Praise for James Thurber

“It is a form of humor which is also a way of saying something serious. There is a criticism of life at the bottom of it. It is serious and even somber. Unlike so much humor, it is not merely a criticism of manners—that is, of the superficial aspects of society at a given
moment—but something more profound. His writings and also his illustrations are
capable of surviving the immediate environment and time out of which they spring. To some extent, they will be a document of the age they belong to.”—T. S. Eliot

“Although he is best known for ‘Walter Mitty’ and ‘The Male Animal,’ the book of his I like the best is ‘The Last Flower.’ . . . And of all the flowers, real and figurative, that will find their way to Thurber’s last resting place, the one that will remain fresh and wiltproof is the little flower he himself drew, on the last page of that lovely book.”—E. B. White


Originally published in November 1939, two months after World War II officially began, James Thurber’s parable in pictures—a graphic novel ahead of its day—about the eternal cycles of war, peace, love, and the resilience of one little flower remains as relevant today as it was then. The New York Times called it “at once one of the most serious and one of the most hilarious contributions on war.” E. B. White wrote, “In it you will find his faith in the renewal of life, his feeling for the beauty and fragility of life on earth.”

Civilization has collapsed after World War XII, dogs have deserted their masters, all the groves and gardens have been destroyed, and love has vanished from the earth. Then one day, “a young girl who had never seen a flower chanced to come upon the last one in the world.” Written amid the sorrow and chaos of war, dedicated to his only child “in the wistful hope that her world will be better than mine,” Thurber’s The Last Flower is a wise and loving testimony to the salvation found in nature. This new printing will feature new scans of Thurber’s original 1939 drawings.

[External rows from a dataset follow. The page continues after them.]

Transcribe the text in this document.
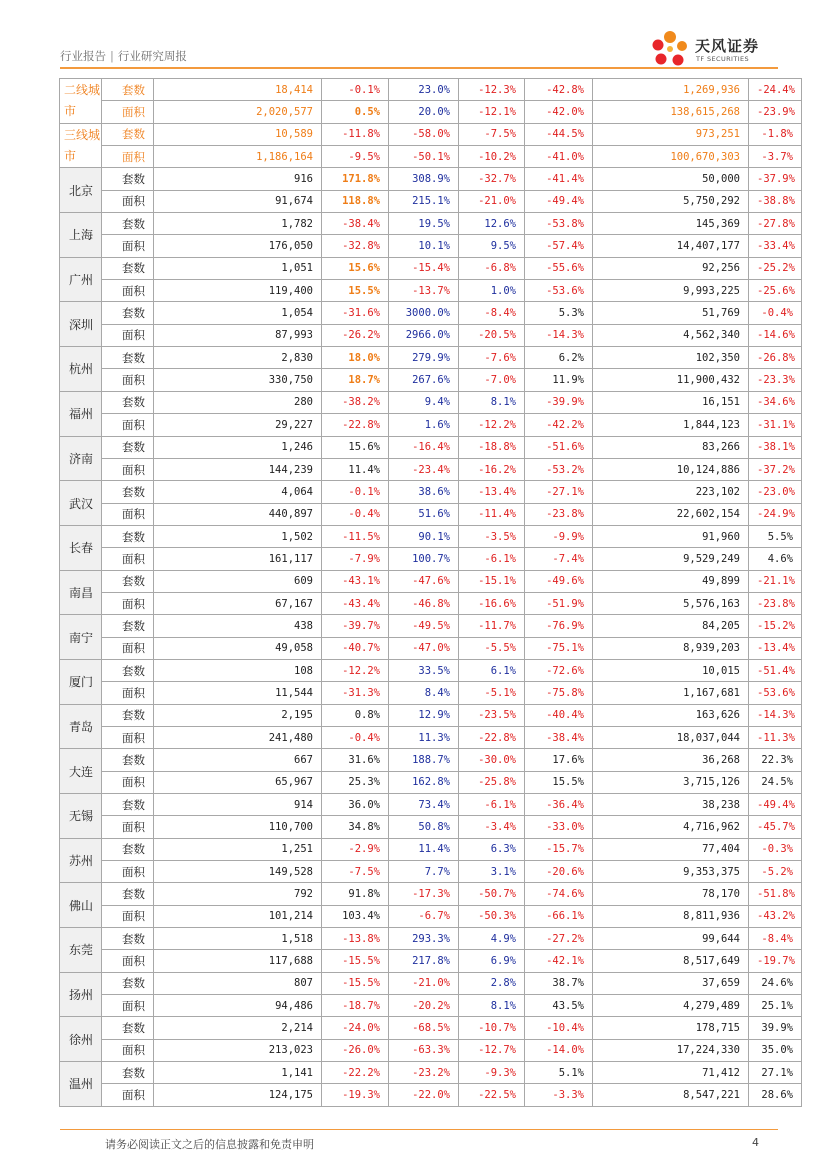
行业报告 | 行业研究周报
天风证券
TF SECURITIES
二线城市	套数	18,414	-0.1%	23.0%	-12.3%	-42.8%	1,269,936	-24.4%
	面积	2,020,577	0.5%	20.0%	-12.1%	-42.0%	138,615,268	-23.9%
三线城市	套数	10,589	-11.8%	-58.0%	-7.5%	-44.5%	973,251	-1.8%
	面积	1,186,164	-9.5%	-50.1%	-10.2%	-41.0%	100,670,303	-3.7%
北京	套数	916	171.8%	308.9%	-32.7%	-41.4%	50,000	-37.9%
	面积	91,674	118.8%	215.1%	-21.0%	-49.4%	5,750,292	-38.8%
上海	套数	1,782	-38.4%	19.5%	12.6%	-53.8%	145,369	-27.8%
	面积	176,050	-32.8%	10.1%	9.5%	-57.4%	14,407,177	-33.4%
广州	套数	1,051	15.6%	-15.4%	-6.8%	-55.6%	92,256	-25.2%
	面积	119,400	15.5%	-13.7%	1.0%	-53.6%	9,993,225	-25.6%
深圳	套数	1,054	-31.6%	3000.0%	-8.4%	5.3%	51,769	-0.4%
	面积	87,993	-26.2%	2966.0%	-20.5%	-14.3%	4,562,340	-14.6%
杭州	套数	2,830	18.0%	279.9%	-7.6%	6.2%	102,350	-26.8%
	面积	330,750	18.7%	267.6%	-7.0%	11.9%	11,900,432	-23.3%
福州	套数	280	-38.2%	9.4%	8.1%	-39.9%	16,151	-34.6%
	面积	29,227	-22.8%	1.6%	-12.2%	-42.2%	1,844,123	-31.1%
济南	套数	1,246	15.6%	-16.4%	-18.8%	-51.6%	83,266	-38.1%
	面积	144,239	11.4%	-23.4%	-16.2%	-53.2%	10,124,886	-37.2%
武汉	套数	4,064	-0.1%	38.6%	-13.4%	-27.1%	223,102	-23.0%
	面积	440,897	-0.4%	51.6%	-11.4%	-23.8%	22,602,154	-24.9%
长春	套数	1,502	-11.5%	90.1%	-3.5%	-9.9%	91,960	5.5%
	面积	161,117	-7.9%	100.7%	-6.1%	-7.4%	9,529,249	4.6%
南昌	套数	609	-43.1%	-47.6%	-15.1%	-49.6%	49,899	-21.1%
	面积	67,167	-43.4%	-46.8%	-16.6%	-51.9%	5,576,163	-23.8%
南宁	套数	438	-39.7%	-49.5%	-11.7%	-76.9%	84,205	-15.2%
	面积	49,058	-40.7%	-47.0%	-5.5%	-75.1%	8,939,203	-13.4%
厦门	套数	108	-12.2%	33.5%	6.1%	-72.6%	10,015	-51.4%
	面积	11,544	-31.3%	8.4%	-5.1%	-75.8%	1,167,681	-53.6%
青岛	套数	2,195	0.8%	12.9%	-23.5%	-40.4%	163,626	-14.3%
	面积	241,480	-0.4%	11.3%	-22.8%	-38.4%	18,037,044	-11.3%
大连	套数	667	31.6%	188.7%	-30.0%	17.6%	36,268	22.3%
	面积	65,967	25.3%	162.8%	-25.8%	15.5%	3,715,126	24.5%
无锡	套数	914	36.0%	73.4%	-6.1%	-36.4%	38,238	-49.4%
	面积	110,700	34.8%	50.8%	-3.4%	-33.0%	4,716,962	-45.7%
苏州	套数	1,251	-2.9%	11.4%	6.3%	-15.7%	77,404	-0.3%
	面积	149,528	-7.5%	7.7%	3.1%	-20.6%	9,353,375	-5.2%
佛山	套数	792	91.8%	-17.3%	-50.7%	-74.6%	78,170	-51.8%
	面积	101,214	103.4%	-6.7%	-50.3%	-66.1%	8,811,936	-43.2%
东莞	套数	1,518	-13.8%	293.3%	4.9%	-27.2%	99,644	-8.4%
	面积	117,688	-15.5%	217.8%	6.9%	-42.1%	8,517,649	-19.7%
扬州	套数	807	-15.5%	-21.0%	2.8%	38.7%	37,659	24.6%
	面积	94,486	-18.7%	-20.2%	8.1%	43.5%	4,279,489	25.1%
徐州	套数	2,214	-24.0%	-68.5%	-10.7%	-10.4%	178,715	39.9%
	面积	213,023	-26.0%	-63.3%	-12.7%	-14.0%	17,224,330	35.0%
温州	套数	1,141	-22.2%	-23.2%	-9.3%	5.1%	71,412	27.1%
	面积	124,175	-19.3%	-22.0%	-22.5%	-3.3%	8,547,221	28.6%
请务必阅读正文之后的信息披露和免责申明	4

The author of nearly forty books, including collections of essays, short stories, fables, plays, and children’s stories, James Thurber (1894–1961) created an acerbic world of beleaguered husbands, domineering women, and fabulous animals; no one before or since has drawn dogs as he did. A native of Columbus, Ohio, he worked as a newspaperman before joining the staff of the New Yorker. A self-proclaimed “painstaking writer who doodles for relaxation,” he began his career as a cartoonist when E. B. White, his New Yorker office mate, rescued his drawings from the trash.